Тексты «новой природы» и культура[4]
Термин «тексты новой природы» надо признать весьма условным. Дело в том, что сам характер этих текстов ни в коем случае не позволяет считать их чем-то новым в культуре. Мультимодальность присуща сообщениям любой эпохи – об этом можно узнать даже из Википедии. Мы будем говорить только о письменных сообщениях, так как интересующий нас вопрос звучит так: почему для передачи информации мы всё чаще употребляем не только вербальные средства? Вопрос этот требует уточнения: во-первых, о какой информации идет речь (СМС, реклама, проповедь и так далее); во-вторых, с какими временами мы сравниваем использование невербальных средств в письменных сообщениях?

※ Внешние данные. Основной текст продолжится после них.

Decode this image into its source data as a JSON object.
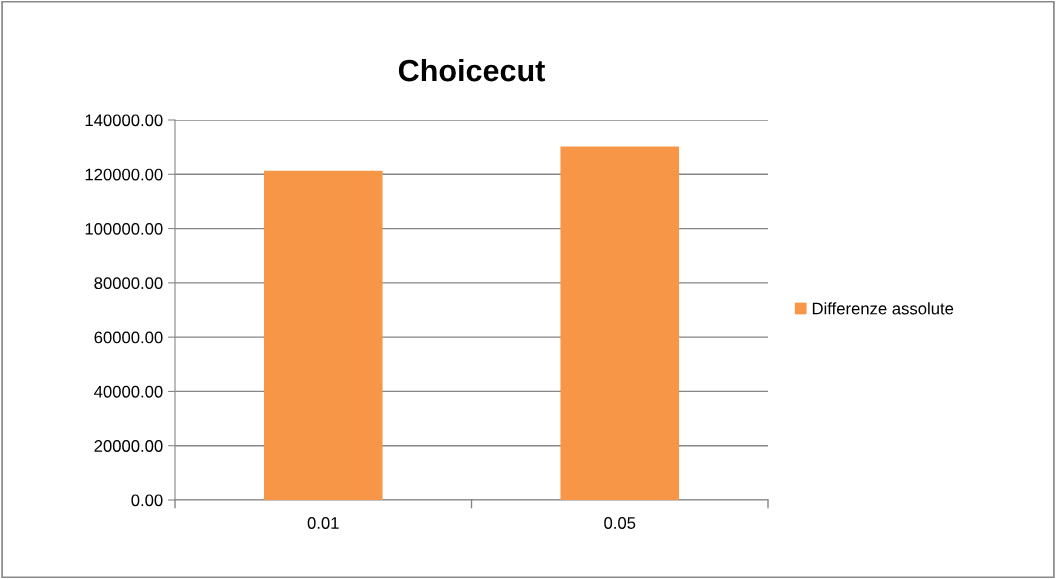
{
  "chart_data": {
    "type": "bar",
    "title": "Choicecut",
    "categories": [
      "0.01",
      "0.05"
    ],
    "series": [
      {
        "name": "Differenze assolute",
        "color": "#f79646",
        "values": [
          121300,
          130200
        ]
      }
    ],
    "ylim": [
      0,
      140000
    ],
    "yticks": [
      {
        "value": 0,
        "label": "0.00"
      },
      {
        "value": 20000,
        "label": "20000.00"
      },
      {
        "value": 40000,
        "label": "40000.00"
      },
      {
        "value": 60000,
        "label": "60000.00"
      },
      {
        "value": 80000,
        "label": "80000.00"
      },
      {
        "value": 100000,
        "label": "100000.00"
      },
      {
        "value": 120000,
        "label": "120000.00"
      },
      {
        "value": 140000,
        "label": "140000.00"
      }
    ],
    "grid": "y",
    "legend": "right"
  }
}
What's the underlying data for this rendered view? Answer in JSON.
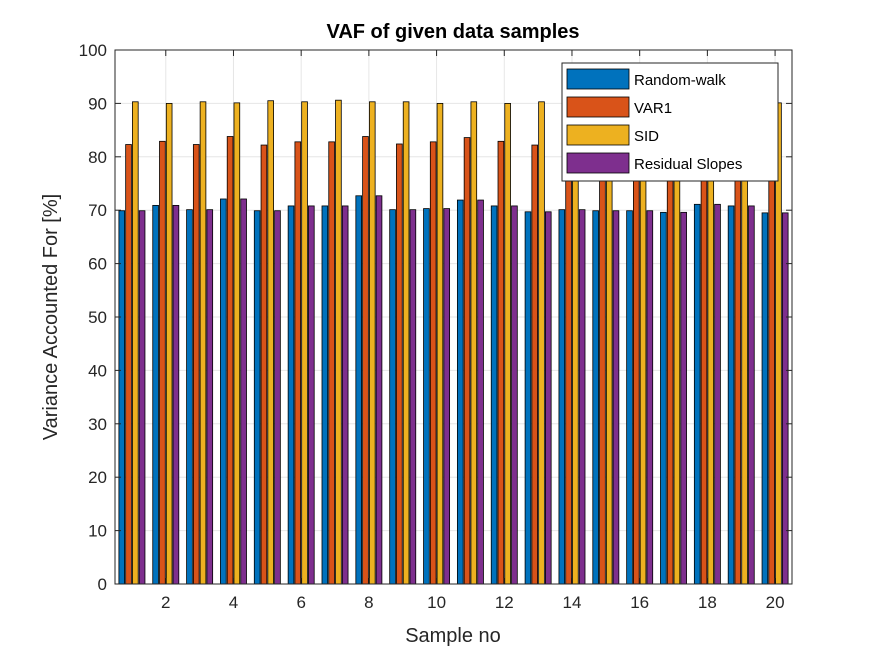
{
  "chart_data": {
    "type": "bar",
    "title": "VAF of given data samples",
    "xlabel": "Sample no",
    "ylabel": "Variance Accounted For [%]",
    "ylim": [
      0,
      100
    ],
    "xlim": [
      0.5,
      20.5
    ],
    "yticks": [
      "0",
      "10",
      "20",
      "30",
      "40",
      "50",
      "60",
      "70",
      "80",
      "90",
      "100"
    ],
    "xticks": [
      "2",
      "4",
      "6",
      "8",
      "10",
      "12",
      "14",
      "16",
      "18",
      "20"
    ],
    "grid": true,
    "legend_position": "top-right",
    "categories": [
      1,
      2,
      3,
      4,
      5,
      6,
      7,
      8,
      9,
      10,
      11,
      12,
      13,
      14,
      15,
      16,
      17,
      18,
      19,
      20
    ],
    "series": [
      {
        "name": "Random-walk",
        "color": "#0072BD",
        "values": [
          69.9,
          70.9,
          70.1,
          72.1,
          69.9,
          70.8,
          70.8,
          72.7,
          70.1,
          70.3,
          71.9,
          70.8,
          69.7,
          70.1,
          69.9,
          69.9,
          69.6,
          71.1,
          70.8,
          69.5
        ]
      },
      {
        "name": "VAR1",
        "color": "#D95319",
        "values": [
          82.3,
          82.9,
          82.3,
          83.8,
          82.2,
          82.8,
          82.8,
          83.8,
          82.4,
          82.8,
          83.6,
          82.9,
          82.2,
          82.6,
          82.2,
          82.4,
          82.0,
          83.2,
          82.8,
          82.0
        ]
      },
      {
        "name": "SID",
        "color": "#EDB120",
        "values": [
          90.3,
          90.0,
          90.3,
          90.1,
          90.5,
          90.3,
          90.6,
          90.3,
          90.3,
          90.0,
          90.3,
          90.0,
          90.3,
          90.3,
          90.1,
          90.3,
          90.1,
          90.3,
          90.3,
          90.1
        ]
      },
      {
        "name": "Residual Slopes",
        "color": "#7E2F8E",
        "values": [
          69.9,
          70.9,
          70.1,
          72.1,
          69.9,
          70.8,
          70.8,
          72.7,
          70.1,
          70.3,
          71.9,
          70.8,
          69.7,
          70.1,
          69.9,
          69.9,
          69.6,
          71.1,
          70.8,
          69.5
        ]
      }
    ]
  }
}
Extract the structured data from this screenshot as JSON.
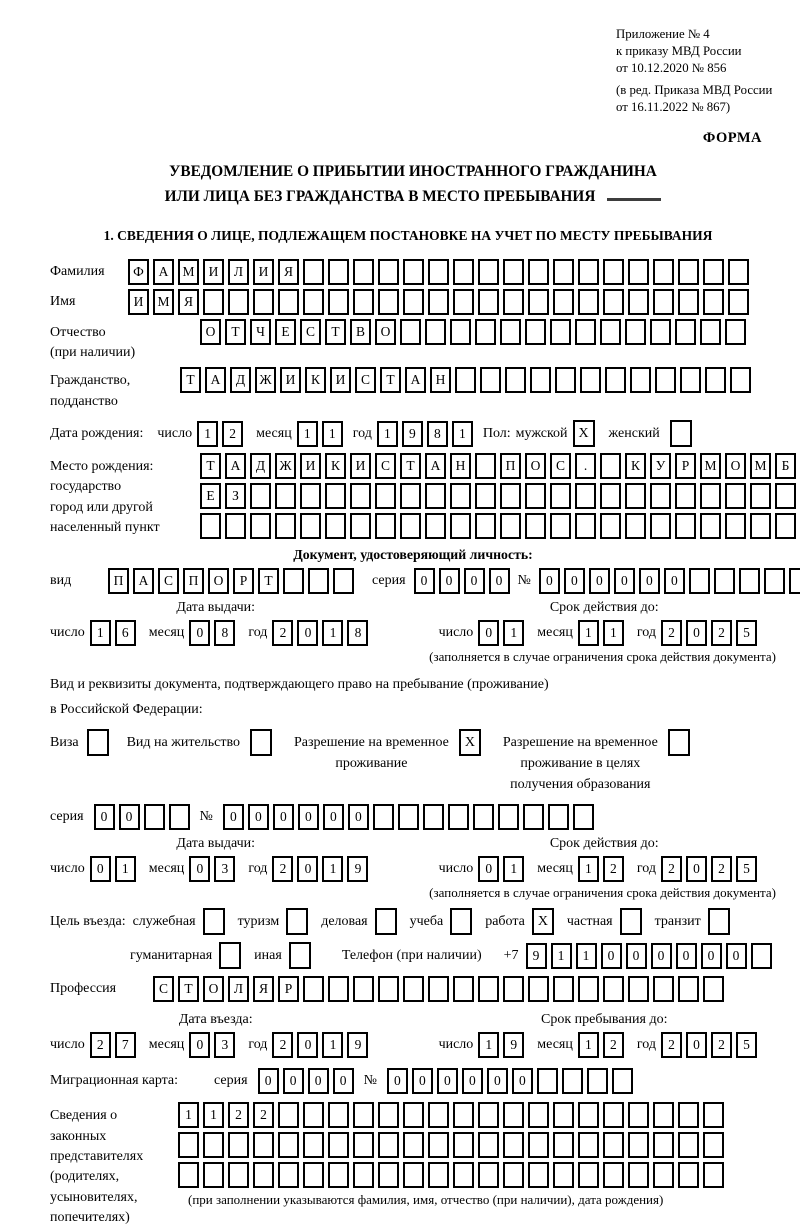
{
  "meta": {
    "appendix_lines": [
      "Приложение № 4",
      "к приказу МВД России",
      "от 10.12.2020 № 856"
    ],
    "edition_lines": [
      "(в ред. Приказа МВД России",
      "от 16.11.2022 № 867)"
    ],
    "form_label": "ФОРМА"
  },
  "title": {
    "line1": "УВЕДОМЛЕНИЕ О ПРИБЫТИИ ИНОСТРАННОГО ГРАЖДАНИНА",
    "line2": "ИЛИ ЛИЦА БЕЗ ГРАЖДАНСТВА В МЕСТО ПРЕБЫВАНИЯ"
  },
  "section1": {
    "heading": "1. СВЕДЕНИЯ О ЛИЦЕ, ПОДЛЕЖАЩЕМ ПОСТАНОВКЕ НА УЧЕТ ПО МЕСТУ ПРЕБЫВАНИЯ",
    "labels": {
      "day": "число",
      "month": "месяц",
      "year": "год",
      "series": "серия",
      "number": "№"
    },
    "surname": {
      "label": "Фамилия",
      "field": {
        "chars": [
          "Ф",
          "А",
          "М",
          "И",
          "Л",
          "И",
          "Я"
        ],
        "length": 25
      }
    },
    "firstname": {
      "label": "Имя",
      "field": {
        "chars": [
          "И",
          "М",
          "Я"
        ],
        "length": 25
      }
    },
    "patronymic": {
      "label1": "Отчество",
      "label2": "(при наличии)",
      "field": {
        "chars": [
          "О",
          "Т",
          "Ч",
          "Е",
          "С",
          "Т",
          "В",
          "О"
        ],
        "length": 22
      }
    },
    "citizenship": {
      "label1": "Гражданство,",
      "label2": "подданство",
      "field": {
        "chars": [
          "Т",
          "А",
          "Д",
          "Ж",
          "И",
          "К",
          "И",
          "С",
          "Т",
          "А",
          "Н"
        ],
        "length": 23
      }
    },
    "birth_date": {
      "label": "Дата рождения:",
      "day": [
        "1",
        "2"
      ],
      "month": [
        "1",
        "1"
      ],
      "year": [
        "1",
        "9",
        "8",
        "1"
      ],
      "sex_label": "Пол:",
      "male_label": "мужской",
      "male_value": "X",
      "female_label": "женский",
      "female_value": ""
    },
    "birth_place": {
      "label_lines": [
        "Место рождения:",
        "государство",
        "город или другой",
        "населенный пункт"
      ],
      "row1": {
        "chars": [
          "Т",
          "А",
          "Д",
          "Ж",
          "И",
          "К",
          "И",
          "С",
          "Т",
          "А",
          "Н",
          "",
          "П",
          "О",
          "С",
          ".",
          "",
          "К",
          "У",
          "Р",
          "М",
          "О",
          "М",
          "Б"
        ],
        "length": 24
      },
      "row2": {
        "chars": [
          "Е",
          "З"
        ],
        "length": 24
      },
      "row3": {
        "chars": [],
        "length": 24
      }
    },
    "identity_doc": {
      "heading": "Документ, удостоверяющий личность:",
      "type_label": "вид",
      "type": {
        "chars": [
          "П",
          "А",
          "С",
          "П",
          "О",
          "Р",
          "Т"
        ],
        "length": 10
      },
      "series": {
        "chars": [
          "0",
          "0",
          "0",
          "0"
        ],
        "length": 4
      },
      "number": {
        "chars": [
          "0",
          "0",
          "0",
          "0",
          "0",
          "0"
        ],
        "length": 11
      },
      "issue": {
        "head": "Дата выдачи:",
        "day": [
          "1",
          "6"
        ],
        "month": [
          "0",
          "8"
        ],
        "year": [
          "2",
          "0",
          "1",
          "8"
        ]
      },
      "expiry": {
        "head": "Срок действия до:",
        "day": [
          "0",
          "1"
        ],
        "month": [
          "1",
          "1"
        ],
        "year": [
          "2",
          "0",
          "2",
          "5"
        ]
      },
      "note": "(заполняется в случае ограничения срока действия документа)"
    },
    "residence_doc": {
      "intro1": "Вид и реквизиты документа, подтверждающего право на пребывание (проживание)",
      "intro2": "в Российской Федерации:",
      "visa_label": "Виза",
      "visa_value": "",
      "permit_label": "Вид на жительство",
      "permit_value": "",
      "temp_line1": "Разрешение на временное",
      "temp_line2": "проживание",
      "temp_value": "X",
      "edu_line1": "Разрешение на временное",
      "edu_line2": "проживание в целях",
      "edu_line3": "получения образования",
      "edu_value": "",
      "series": {
        "chars": [
          "0",
          "0"
        ],
        "length": 4
      },
      "number": {
        "chars": [
          "0",
          "0",
          "0",
          "0",
          "0",
          "0"
        ],
        "length": 15
      },
      "issue": {
        "head": "Дата выдачи:",
        "day": [
          "0",
          "1"
        ],
        "month": [
          "0",
          "3"
        ],
        "year": [
          "2",
          "0",
          "1",
          "9"
        ]
      },
      "expiry": {
        "head": "Срок действия до:",
        "day": [
          "0",
          "1"
        ],
        "month": [
          "1",
          "2"
        ],
        "year": [
          "2",
          "0",
          "2",
          "5"
        ]
      },
      "note": "(заполняется в случае ограничения срока действия документа)"
    },
    "purpose": {
      "label": "Цель въезда:",
      "row1": [
        {
          "label": "служебная",
          "value": ""
        },
        {
          "label": "туризм",
          "value": ""
        },
        {
          "label": "деловая",
          "value": ""
        },
        {
          "label": "учеба",
          "value": ""
        },
        {
          "label": "работа",
          "value": "X"
        },
        {
          "label": "частная",
          "value": ""
        },
        {
          "label": "транзит",
          "value": ""
        }
      ],
      "row2": [
        {
          "label": "гуманитарная",
          "value": ""
        },
        {
          "label": "иная",
          "value": ""
        }
      ]
    },
    "phone": {
      "label": "Телефон (при наличии)",
      "prefix": "+7",
      "field": {
        "chars": [
          "9",
          "1",
          "1",
          "0",
          "0",
          "0",
          "0",
          "0",
          "0"
        ],
        "length": 10
      }
    },
    "profession": {
      "label": "Профессия",
      "field": {
        "chars": [
          "С",
          "Т",
          "О",
          "Л",
          "Я",
          "Р"
        ],
        "length": 23
      }
    },
    "entry": {
      "head": "Дата въезда:",
      "day": [
        "2",
        "7"
      ],
      "month": [
        "0",
        "3"
      ],
      "year": [
        "2",
        "0",
        "1",
        "9"
      ]
    },
    "stay": {
      "head": "Срок пребывания до:",
      "day": [
        "1",
        "9"
      ],
      "month": [
        "1",
        "2"
      ],
      "year": [
        "2",
        "0",
        "2",
        "5"
      ]
    },
    "migration_card": {
      "label": "Миграционная карта:",
      "series": {
        "chars": [
          "0",
          "0",
          "0",
          "0"
        ],
        "length": 4
      },
      "number": {
        "chars": [
          "0",
          "0",
          "0",
          "0",
          "0",
          "0"
        ],
        "length": 10
      }
    },
    "representatives": {
      "label_lines": [
        "Сведения о",
        "законных",
        "представителях",
        "(родителях,",
        "усыновителях,",
        "попечителях)"
      ],
      "row1": {
        "chars": [
          "1",
          "1",
          "2",
          "2"
        ],
        "length": 22
      },
      "row2": {
        "chars": [],
        "length": 22
      },
      "row3": {
        "chars": [],
        "length": 22
      },
      "note": "(при заполнении указываются фамилия, имя, отчество (при наличии), дата рождения)"
    }
  }
}
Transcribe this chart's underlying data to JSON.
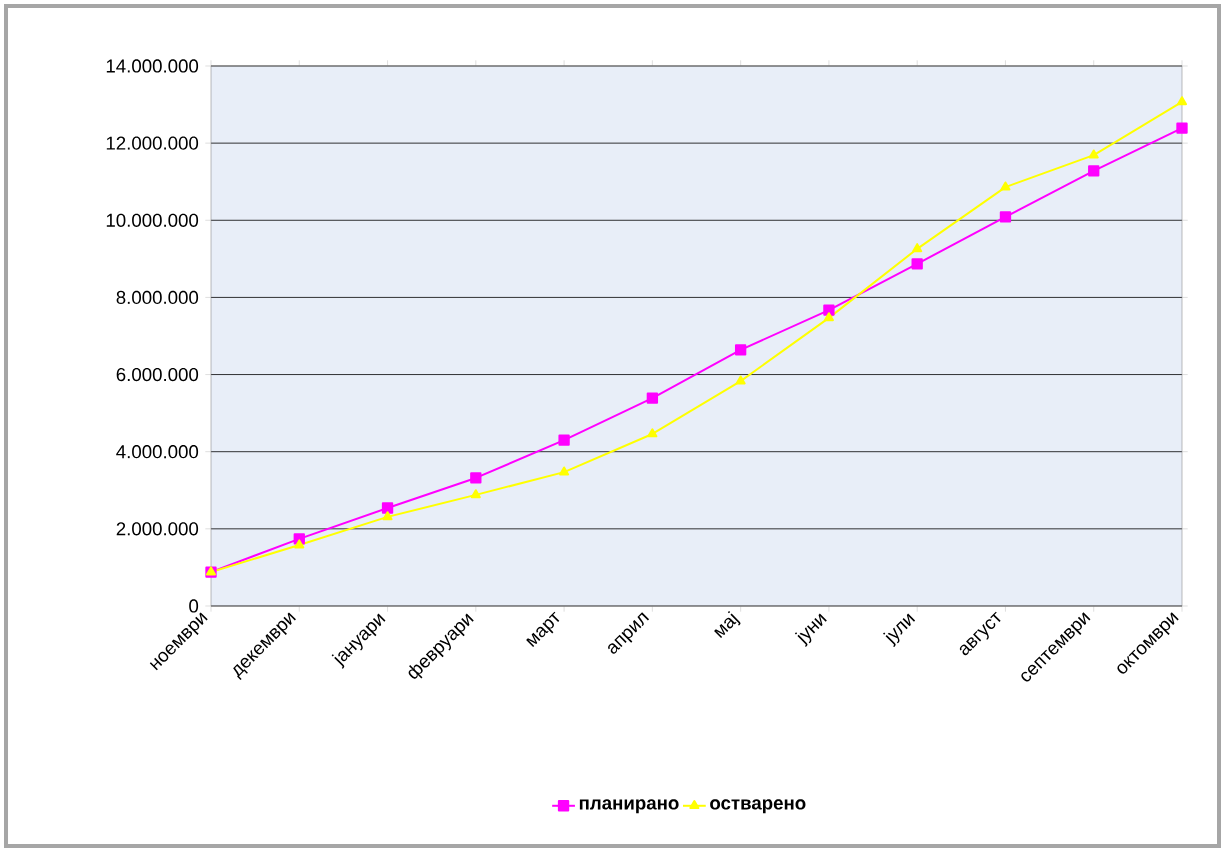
{
  "chart_data": {
    "type": "line",
    "categories": [
      "ноември",
      "декември",
      "јануари",
      "февруари",
      "март",
      "април",
      "мај",
      "јуни",
      "јули",
      "август",
      "септември",
      "октомври"
    ],
    "series": [
      {
        "name": "планирано",
        "color": "#ff00ff",
        "marker": "square",
        "values": [
          880000,
          1740000,
          2540000,
          3320000,
          4300000,
          5390000,
          6640000,
          7670000,
          8870000,
          10090000,
          11280000,
          12390000
        ]
      },
      {
        "name": "остварено",
        "color": "#ffff00",
        "marker": "triangle",
        "values": [
          880000,
          1580000,
          2310000,
          2880000,
          3470000,
          4460000,
          5830000,
          7470000,
          9260000,
          10860000,
          11690000,
          13070000
        ]
      }
    ],
    "ylim": [
      0,
      14000000
    ],
    "yticks": [
      0,
      {
        "value": 2000000,
        "label": "2.000.000"
      },
      {
        "value": 4000000,
        "label": "4.000.000"
      },
      {
        "value": 6000000,
        "label": "6.000.000"
      },
      {
        "value": 8000000,
        "label": "8.000.000"
      },
      {
        "value": 10000000,
        "label": "10.000.000"
      },
      {
        "value": 12000000,
        "label": "12.000.000"
      },
      {
        "value": 14000000,
        "label": "14.000.000"
      }
    ],
    "grid": "y",
    "legend": "bottom",
    "line_style": "solid"
  }
}
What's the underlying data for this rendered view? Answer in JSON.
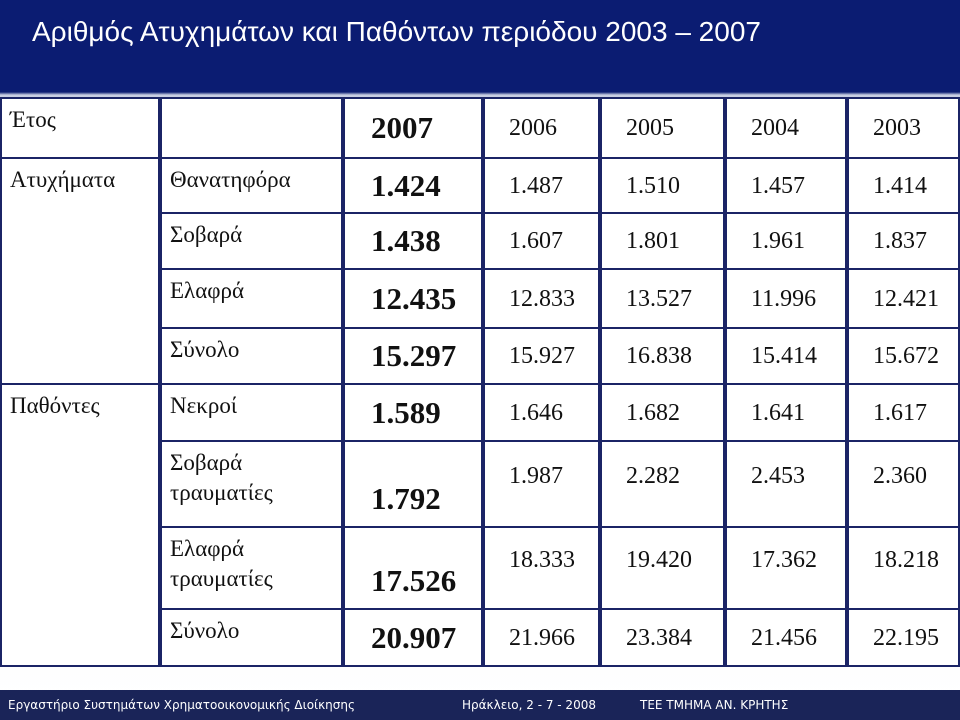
{
  "title": "Αριθμός Ατυχημάτων και Παθόντων περιόδου 2003 – 2007",
  "table": {
    "corner": "Έτος",
    "years": [
      "2007",
      "2006",
      "2005",
      "2004",
      "2003"
    ],
    "groups": [
      {
        "label": "Ατυχήματα",
        "rows": [
          {
            "label": "Θανατηφόρα",
            "values": [
              "1.424",
              "1.487",
              "1.510",
              "1.457",
              "1.414"
            ]
          },
          {
            "label": "Σοβαρά",
            "values": [
              "1.438",
              "1.607",
              "1.801",
              "1.961",
              "1.837"
            ]
          },
          {
            "label": "Ελαφρά",
            "values": [
              "12.435",
              "12.833",
              "13.527",
              "11.996",
              "12.421"
            ]
          },
          {
            "label": "Σύνολο",
            "values": [
              "15.297",
              "15.927",
              "16.838",
              "15.414",
              "15.672"
            ]
          }
        ]
      },
      {
        "label": "Παθόντες",
        "rows": [
          {
            "label": "Νεκροί",
            "values": [
              "1.589",
              "1.646",
              "1.682",
              "1.641",
              "1.617"
            ]
          },
          {
            "label": "Σοβαρά τραυματίες",
            "values": [
              "1.792",
              "1.987",
              "2.282",
              "2.453",
              "2.360"
            ]
          },
          {
            "label": "Ελαφρά τραυματίες",
            "values": [
              "17.526",
              "18.333",
              "19.420",
              "17.362",
              "18.218"
            ]
          },
          {
            "label": "Σύνολο",
            "values": [
              "20.907",
              "21.966",
              "23.384",
              "21.456",
              "22.195"
            ]
          }
        ]
      }
    ]
  },
  "footer": {
    "left": "Εργαστήριο Συστημάτων Χρηματοοικονομικής Διοίκησης",
    "date": "Ηράκλειο, 2 - 7 - 2008",
    "org": "ΤΕΕ ΤΜΗΜΑ ΑΝ. ΚΡΗΤΗΣ"
  }
}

Если до эпохи всеобщей грамотности мультимодальность была неизбежна, потому что строго вербальную письменную информацию могли не воспринять (видимо, отчасти и этим вызван к жизни живописно-скульптурный информационный поток в храмах некоторых конфессий), то теперешнее тяготение к замене слов какими-то значками должно быть вызвано другими причинами.
Для начала обратимся к эпохе позднего Возрождения – раннего барокко. Здесь нам пригодится старая статья А. А. Морозова «Из истории осмысления некоторых эмблем в эпоху Ренессанса и барокко (Пеликан)». Эмблема – изначально синтетический жанр, подразумевающий единство вербального и невербального текста. Процитируем: «Свойственное позднему Ренессансу стремление прорваться за рамки эмпирического познания к символическому постижению мира усилило спиритуализацию эмблематики, что поддерживалось теологическими соображениями, согласно которым наше познание не может быть ни полным, ни совершенным» [4, с. 39]. И так как нельзя высказать истину, поскольку и постичь ее полностью нельзя, остается намекать на нее. Но слово – это всегда определенность, связанная с сознанием. Пытаясь выйти за пределы сознания в сверхсознание (знание на уровне Бога), мы превышаем человеческие возможности, что является грехом. Произнести слово на уровне сверхсознания – не что иное, как сотворить мир. Значит, человеческий удел в лучшем случае – дать образ, знак, намек, символ, но не произнести слова. Впрочем, вот еще одна цитата: «Художественную культуру барокко пронизывает риторика» [4, с. 41]. А риторика намертво связана со словом: поэтому символ дополняется девизом. Формула будет выглядеть так: визуальный символ + вербальный девиз = барочная эмблема. Смысл возникает из суммы сообщаемого; отдельно символ и девиз дают другую информацию. Возможность теологического обоснования говорит о внеэстетической потребности, порождающей такого рода эмблемы, – скорее о когнитивной.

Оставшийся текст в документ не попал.